Die eidgenössische Volksinitiative „gegen die Abzockerei“ bei börsenkotierten Gesellschaften, über die das Schweizer Stimmvolk und die Stände am 3. März 2013 nach jahrelangen politischen Debatten (endlich) abstimmen werden, verhindert auch in Zukunft nicht automatisch Lohn- und Bonusexzesse auf den Chefetagen.
Das geschieht schon deshalb nicht, weil die Initiative gar keine Obergrenzen für die Vergütungen der Geschäftsleitung, des Verwaltungsrats oder des Beirates enthält. Da die Generalversammlung allerdings jeweils, wenngleich lediglich der Gesamtsumme der Vergütungen in diesen drei Gremien zustimmen muss, zwingt dies deren Mitglieder immerhin, ihren Leistungsausweis der (Mehrheit der) Anteilseigner gegenüber stärker als bisher überzeugend begründen zu müssen.
Reicht die Selbstregulierung?
Zudem werden in den von der Generalversammlung zu genehmigenden Firmenstatuten sowohl Erfolgs- und Beteiligungspläne, Renten, Darlehen und Kredite an die Organmitglieder, als auch deren Anzahl Mandate ausserhalb des Konzerns und die Dauer der Arbeitsverträge der Geschäftsleitungsmitglieder geregelt.
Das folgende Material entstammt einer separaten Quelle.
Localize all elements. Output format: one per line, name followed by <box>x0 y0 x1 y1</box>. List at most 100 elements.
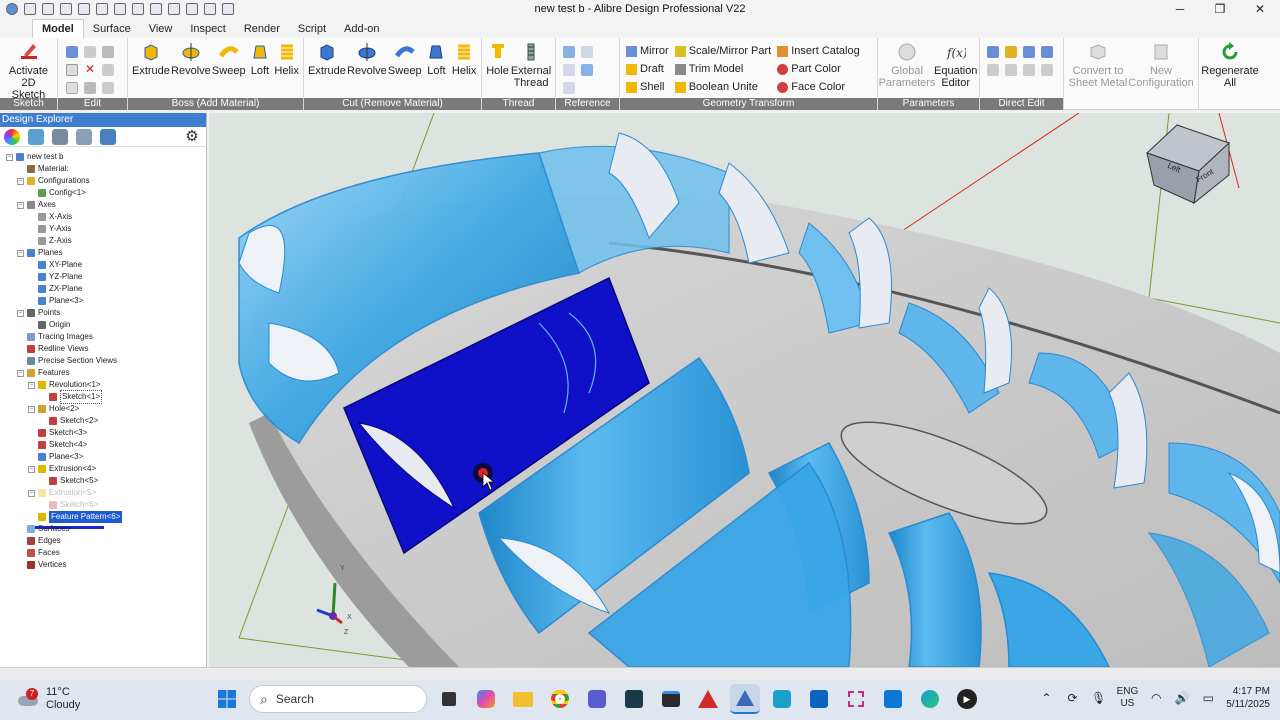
direct-edit-icon-5[interactable] <box>987 64 999 76</box>
new-configuration-button[interactable]: New Configuration <box>1128 42 1194 89</box>
tree-item[interactable]: Origin <box>0 319 206 331</box>
tree-item[interactable]: Precise Section Views <box>0 355 206 367</box>
delete-icon[interactable]: ✕ <box>84 63 96 76</box>
boss-loft-button[interactable]: Loft <box>248 42 273 77</box>
tree-expander-icon[interactable]: − <box>17 201 24 209</box>
tree-expander-icon[interactable]: − <box>17 369 24 377</box>
tab-inspect[interactable]: Inspect <box>181 20 234 38</box>
global-parameters-button[interactable]: Global Parameters <box>879 42 935 89</box>
outlook-icon[interactable] <box>804 684 834 714</box>
chrome-icon[interactable] <box>545 684 575 714</box>
tree-item[interactable]: − new test b <box>0 151 206 163</box>
regenerate-all-button[interactable]: Regenerate All <box>1201 42 1259 89</box>
minimize-button[interactable]: ─ <box>1160 0 1200 18</box>
cut-helix-button[interactable]: Helix <box>451 42 477 77</box>
cut-revolve-button[interactable]: Revolve <box>347 42 387 77</box>
tree-item[interactable]: Config<1> <box>0 187 206 199</box>
tree-item[interactable]: Tracing Images <box>0 331 206 343</box>
direct-edit-icon-6[interactable] <box>1005 64 1017 76</box>
print-icon[interactable] <box>96 3 108 15</box>
boss-extrude-button[interactable]: Extrude <box>132 42 170 77</box>
battery-icon[interactable]: ▭ <box>1200 690 1216 706</box>
app-red-icon[interactable] <box>693 684 723 714</box>
start-button[interactable] <box>212 684 242 714</box>
tab-view[interactable]: View <box>140 20 182 38</box>
outlook-new-icon[interactable] <box>878 684 908 714</box>
close-button[interactable]: ✕ <box>1240 0 1280 18</box>
tree-expander-icon[interactable]: − <box>28 405 35 413</box>
save-icon[interactable] <box>60 3 72 15</box>
part-color-button[interactable]: Part Color <box>777 62 859 76</box>
maximize-button[interactable]: ❐ <box>1200 0 1240 18</box>
language-indicator[interactable]: ENG US <box>1117 686 1139 710</box>
explorer-print-icon[interactable] <box>76 128 92 145</box>
hole-button[interactable]: Hole <box>486 42 509 77</box>
tree-item[interactable]: − Planes <box>0 247 206 259</box>
open-icon[interactable] <box>42 3 54 15</box>
tree-item[interactable]: − Extrusion<4> <box>0 463 206 475</box>
repeat-icon[interactable] <box>102 82 114 94</box>
tree-expander-icon[interactable]: − <box>28 381 35 389</box>
paste-icon[interactable] <box>150 3 162 15</box>
boss-revolve-button[interactable]: Revolve <box>171 42 211 77</box>
tree-item[interactable]: Vertices <box>0 559 206 571</box>
tree-filter-icon[interactable] <box>28 128 44 145</box>
undo-icon[interactable] <box>168 3 180 15</box>
weather-widget[interactable]: 7 11°C Cloudy <box>18 686 80 712</box>
insert-catalog-button[interactable]: Insert Catalog <box>777 44 860 58</box>
undo-edit-icon[interactable] <box>84 46 96 58</box>
tree-item[interactable]: − Revolution<1> <box>0 379 206 391</box>
external-thread-button[interactable]: External Thread <box>511 42 551 89</box>
offset-face-icon[interactable] <box>1005 46 1017 58</box>
pointer-icon[interactable] <box>66 46 78 58</box>
tab-surface[interactable]: Surface <box>84 20 140 38</box>
mirror-button[interactable]: Mirror <box>626 44 669 58</box>
file-explorer-icon[interactable] <box>508 684 538 714</box>
copy-icon[interactable] <box>132 3 144 15</box>
tree-item[interactable]: Sketch<4> <box>0 439 206 451</box>
cut-sweep-button[interactable]: Sweep <box>388 42 422 77</box>
clock[interactable]: 4:17 PM 5/11/2025 <box>1226 685 1270 711</box>
tree-item[interactable]: − Axes <box>0 199 206 211</box>
tab-model[interactable]: Model <box>32 19 84 38</box>
tree-item[interactable]: Sketch<5> <box>0 475 206 487</box>
snipping-tool-icon[interactable] <box>841 684 871 714</box>
trim-model-button[interactable]: Trim Model <box>674 62 772 76</box>
activate-2d-sketch-button[interactable]: Activate 2D Sketch <box>4 42 53 101</box>
tree-item[interactable]: Y-Axis <box>0 223 206 235</box>
tree-item[interactable]: Feature Pattern<6> <box>0 511 206 523</box>
tree-item[interactable]: − Points <box>0 307 206 319</box>
tree-item[interactable]: Material: <box>0 163 206 175</box>
media-player-icon[interactable]: ▶ <box>952 684 982 714</box>
tree-item[interactable]: − Configurations <box>0 175 206 187</box>
new-icon[interactable] <box>24 3 36 15</box>
tree-item[interactable]: Redline Views <box>0 343 206 355</box>
view-cube[interactable]: Left Front <box>1146 124 1230 205</box>
microphone-icon[interactable]: 🎙 <box>1091 690 1107 706</box>
tree-item[interactable]: Sketch<3> <box>0 427 206 439</box>
task-view-icon[interactable] <box>434 684 464 714</box>
chevron-up-icon[interactable]: ⌃ <box>1039 690 1055 706</box>
paste-edit-icon[interactable] <box>84 82 96 94</box>
color-wheel-icon[interactable] <box>4 128 20 145</box>
tree-item[interactable]: Plane<3> <box>0 451 206 463</box>
cut-extrude-button[interactable]: Extrude <box>308 42 346 77</box>
settings-gear-icon[interactable]: ⚙ <box>184 128 200 145</box>
edit-pencil-icon[interactable] <box>102 64 114 76</box>
ref-sketch-icon[interactable] <box>563 82 575 94</box>
face-color-button[interactable]: Face Color <box>777 80 859 94</box>
tree-expander-icon[interactable]: − <box>28 465 35 473</box>
tab-add-on[interactable]: Add-on <box>335 20 388 38</box>
ref-axis-icon[interactable] <box>581 46 593 58</box>
copilot-icon[interactable] <box>471 684 501 714</box>
equation-editor-button[interactable]: f(x) Equation Editor <box>934 42 977 89</box>
shell-button[interactable]: Shell <box>626 80 669 94</box>
tree-expander-icon[interactable]: − <box>6 153 13 161</box>
direct-edit-icon-8[interactable] <box>1041 64 1053 76</box>
draft-button[interactable]: Draft <box>626 62 669 76</box>
line-icon[interactable] <box>204 3 216 15</box>
tree-item[interactable]: YZ-Plane <box>0 271 206 283</box>
replace-face-icon[interactable] <box>1023 46 1035 58</box>
direct-edit-icon-7[interactable] <box>1023 64 1035 76</box>
edge-icon[interactable] <box>915 684 945 714</box>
Diese Transparenz ermöglicht eine raschere Korrektur von Fehlentwicklungen. Aufgrund der Stärkung der Eigentümerrechte werden steigende Bezüge von Managern trotz sinkender Performance und fallender Aktienkurse in Zukunft zumindest (etwas) schwieriger durchzusetzen sein. Dies liegt im ureigenen Interesse jeder Gesellschaft. Ist nicht genügend Wettbewerb vorhanden, wie dies bei Angebotsoligopolen auf Gütermärkten, z.B. in verschiedenen Bereichen der Pharmaindustrie, bei Banken oder Rückversicherungen, nicht selten zu beobachten ist, kann Selbstbereicherung über das (eingeschränkte) Wirken der Marktkräfte alleine nicht ausgeschlossen werden. Eine nicht funktionierende Selbstregulierung stellt aber eine nicht zu unterschätzende Bedrohung für den langfristigen Zusammenhalt in der Gesellschaft dar.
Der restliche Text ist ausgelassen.